The result, The Tattooist of Auschwitz, sold four million copies worldwide. Once she realized people were interested in Sokolov’s story, Morris knew what she had to do next.
“Very early on in my time with Lale, he said to me, ‘Have I told you about Cilka yet?’ ” Morris recalled. “And he said, ‘She saved my life. She was the bravest person I ever met.’ And he would wag his finger at me, ‘Not the bravest girl, the bravest person.’ He and I were only sitting there talking because she saved his life.”
“ ‘When you finish writing my story, you write Cilka’s, because the world needs to know about her,’ ” Sokolov told her. So Morris wrote Cilka’s Journey.

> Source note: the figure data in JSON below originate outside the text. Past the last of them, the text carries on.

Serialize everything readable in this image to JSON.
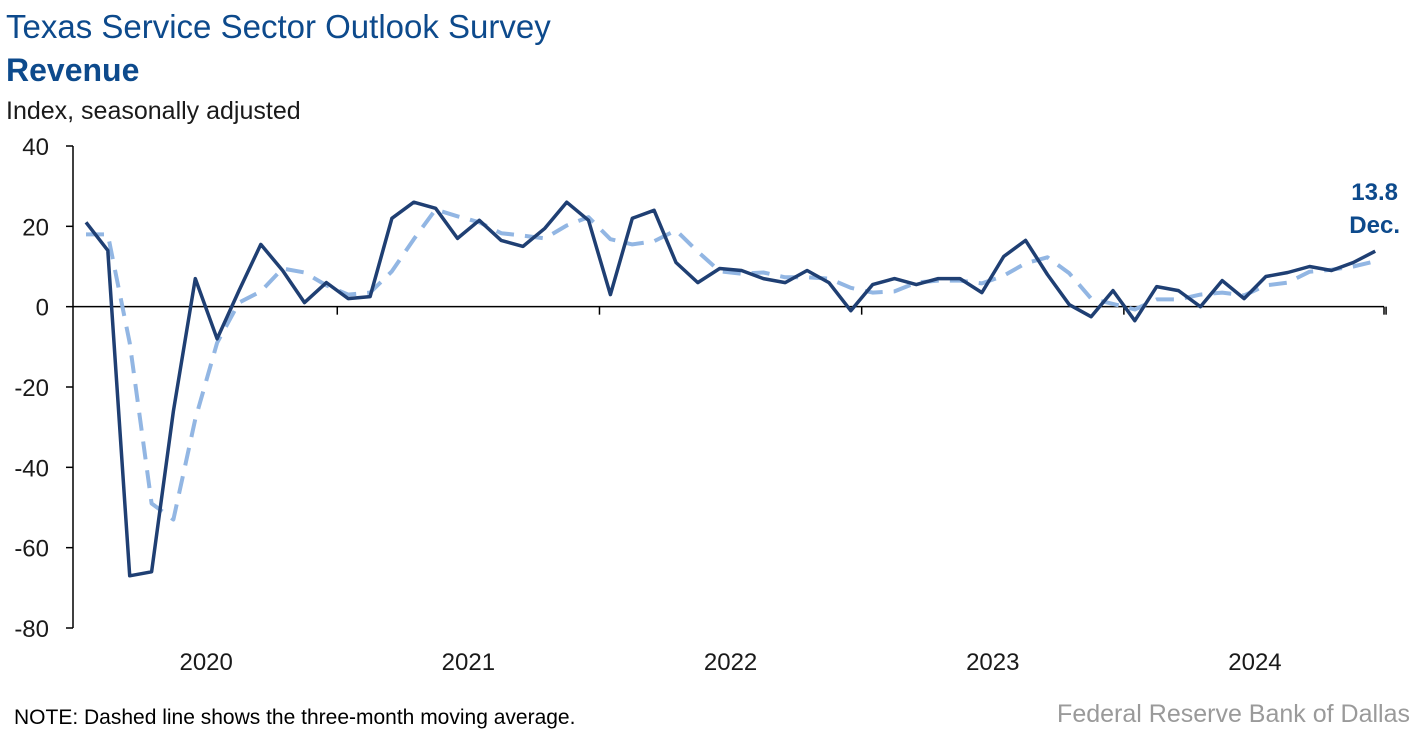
{
  "header": {
    "title": "Texas Service Sector Outlook Survey",
    "subtitle": "Revenue",
    "unit": "Index, seasonally adjusted"
  },
  "footer": {
    "note": "NOTE: Dashed line shows the three-month moving average.",
    "source": "Federal Reserve Bank of Dallas"
  },
  "annotation": {
    "value": "13.8",
    "month": "Dec."
  },
  "colors": {
    "series": "#1f3f73",
    "average": "#92b6e3",
    "title": "#0d4a8c"
  },
  "chart_data": {
    "type": "line",
    "x_start": "2020-01",
    "ylim": [
      -80,
      40
    ],
    "yticks": [
      40,
      20,
      0,
      -20,
      -40,
      -60,
      -80
    ],
    "xtick_labels": [
      "2020",
      "2021",
      "2022",
      "2023",
      "2024"
    ],
    "grid": false,
    "series": [
      {
        "style": "solid",
        "values": [
          21,
          14,
          -67,
          -66,
          -26,
          7,
          -8,
          4,
          15.5,
          9,
          1,
          6,
          2,
          2.5,
          22,
          26,
          24.5,
          17,
          21.5,
          16.5,
          15,
          19.5,
          26,
          21.5,
          3,
          22,
          24,
          11,
          6,
          9.5,
          9,
          7,
          6,
          9,
          6,
          -1,
          5.5,
          7,
          5.5,
          7,
          7,
          3.5,
          12.5,
          16.5,
          8,
          0.5,
          -2.5,
          4,
          -3.5,
          5,
          4,
          0,
          6.5,
          2,
          7.5,
          8.5,
          10,
          9,
          11,
          13.8
        ]
      },
      {
        "style": "dashed",
        "values": [
          18,
          18,
          -9,
          -49,
          -53,
          -28,
          -9,
          1,
          3.8,
          9.5,
          8.5,
          5.3,
          3,
          3.5,
          8.8,
          16.8,
          24.2,
          22.5,
          21,
          18.3,
          17.7,
          17,
          20.2,
          22.3,
          16.8,
          15.5,
          16.3,
          19,
          13.7,
          8.8,
          8.2,
          8.5,
          7.3,
          7.3,
          7,
          4.7,
          3.5,
          3.8,
          6,
          6.5,
          6.5,
          5.8,
          7.7,
          10.8,
          12.3,
          8.3,
          2,
          0.7,
          -0.7,
          1.8,
          1.8,
          3,
          3.5,
          2.8,
          5.3,
          6,
          8.7,
          9.2,
          10,
          11.3
        ]
      }
    ]
  }
}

Sokolov encountered Cilka Klein when the two were prisoners at Auschwitz-Birkenau. Klein held a privileged position in the camp, which she used to protect Sokolov when he angered some Nazis. But Klein didn’t ask to hold that position.
“The commandant there took a fancy to her. There is no nice way to say that she was raped and a sex slave for over two years,” Morris said.
When the camp was liberated by the Soviets, Klein was charged as a collaborator for sleeping with the enemy and sentenced to a gulag in Siberia, where she was imprisoned for 10 years.
Morris couldn’t speak to Klein directly, as she had died in 2004. But she did speak with Holocaust survivors who knew her, as well as people who lived in her town. Morris also hired a professional researcher to provide her details of what life would have been like for Klein in the gulag.
Morris said it was important for her to share Klein’s story to honour her and all the girls and women who were victims of similar atrocities.
“Her story represents hundreds of thousands of women and girls who have been abused in this manner and continue to be abused. We consider girls and women to be spoils of war. And we just take that phrase as if, ‘OK, well, that’s all right. They’re spoils of war. They’re comfort women.’ No, they’re not. They’re rape victims,” said Morris.